It appears that Angela Knight, head of the British Bankers' Association, thinks that now is not a good time for structural reform of the banks to make them less dangerous to life and liberty in the event of their failure.
It also appears that John Cridland, chairman of the Confederation of British Industry, thinks the same.
Knight argues that reforming the banks now, when the economy is dodgy, the stock market is volatile and the Eurozone is imploding, would delay economic recovery. She wants banks to concentrate on making money so that they can "pay taxpayers back". Implementing structural reform to reduce risk can come later, apparently.
That's bonkers. We are facing a banking crisis that could make Lehman look like a minor flurry. The imperative to reform banks to ensure that they can fail safely has never been stronger. Delay economic recovery? Disorderly failure of unreformed banks wouldn't just delay it, it would cancel it for a generation. And how come paying back taxpayers has suddenly become so important? It hasn't been exactly high on banks' agendas for the last three years.
Now, I am by no means convinced that the reforms proposed by the ICB will have the desired effect of making the banking system safer. I think they are half-baked, to be honest. I have written about this extensively, most recently here. But to leave things as they are is the worst possible option. The ICB's recommendations, weak and flawed as they are, are better than nothing.
Knight's opposition to reform is no surprise, really. She speaks for the banks. The banks don't really want to make any changes that mean they will make less money. So this is simply the latest in a long line of attempts to derail the process of reform.
What is more surprising is John Cridland's support for her views. According to the Guardian, he fears that introducing a retail ring-fence will "stem the flow of credit to businesses".
Amazing. So he fears that the banks won't be able to raise the extra capital they need to reduce the risk of catastrophic losses from dodgy lending, so will have to stop lending - not that they were doing much anyway. Maybe he thinks (hopes?) that bank lending isn't dodgy any more, so there's no need to make it safer. Or has he bought into bank scaremongering? They have argued from the start that retail ringfencing and higher capital requirements will reduce the availability of credit. I dispute this. I see no reason why ring-fencing should reduce lending - unless, of course, banks can't raise the extra capital required. Higher capital requirements do increase the cost, of course.

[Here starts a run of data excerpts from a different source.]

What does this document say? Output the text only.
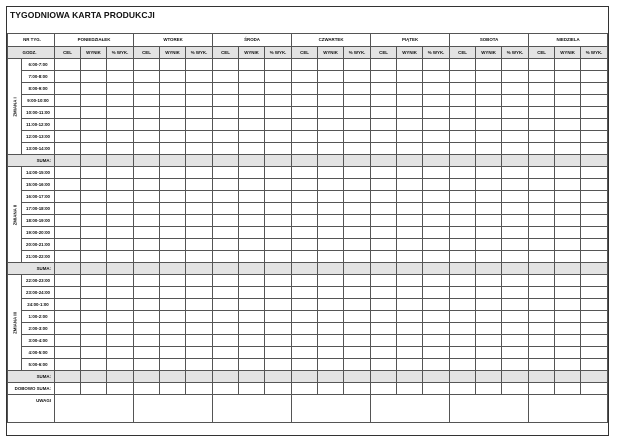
TYGODNIOWA KARTA PRODUKCJI
NR TYG.		PONIEDZIAŁEK			WTOREK			ŚRODA			CZWARTEK			PIĄTEK			SOBOTA			NIEDZIELA		
GODZ.		CEL	WYNIK	% WYK.	CEL	WYNIK	% WYK.	CEL	WYNIK	% WYK.	CEL	WYNIK	% WYK.	CEL	WYNIK	% WYK.	CEL	WYNIK	% WYK.	CEL	WYNIK	% WYK.

ZMIANA I	6:00-7:00																					
	7:00-8:00																					
	8:00-9:00																					
	9:00-10:00																					
	10:00-11:00																					
	11:00-12:00																					
	12:00-13:00																					
	13:00-14:00																					
SUMA:																						

ZMIANA II	14:00-15:00																					
	15:00-16:00																					
	16:00-17:00																					
	17:00-18:00																					
	18:00-19:00																					
	19:00-20:00																					
	20:00-21:00																					
	21:00-22:00																					
SUMA:																						

ZMIANA III	22:00-23:00																					
	23:00-24:00																					
	24:00-1:00																					
	1:00-2:00																					
	2:00-3:00																					
	3:00-4:00																					
	4:00-5:00																					
	5:00-6:00																					
SUMA:																						
DOBOWO SUMA:																						
UWAGI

But that's already happening: banks have already increased the spread between borrowing and lending rates to enable them to retain more profits without reducing shareholder dividends.
Whatever the reasons, Cridland's objections are as specious as Knight's. And there seems to be a distinct shortage of common sense around. Yes, the economy is fragile. But the risks to the banking system are the single greatest threat to economic recovery. Some sort of reform - even a half-baked one - is urgently needed. The Government should ignore both Knight and Cridland and get on with the job.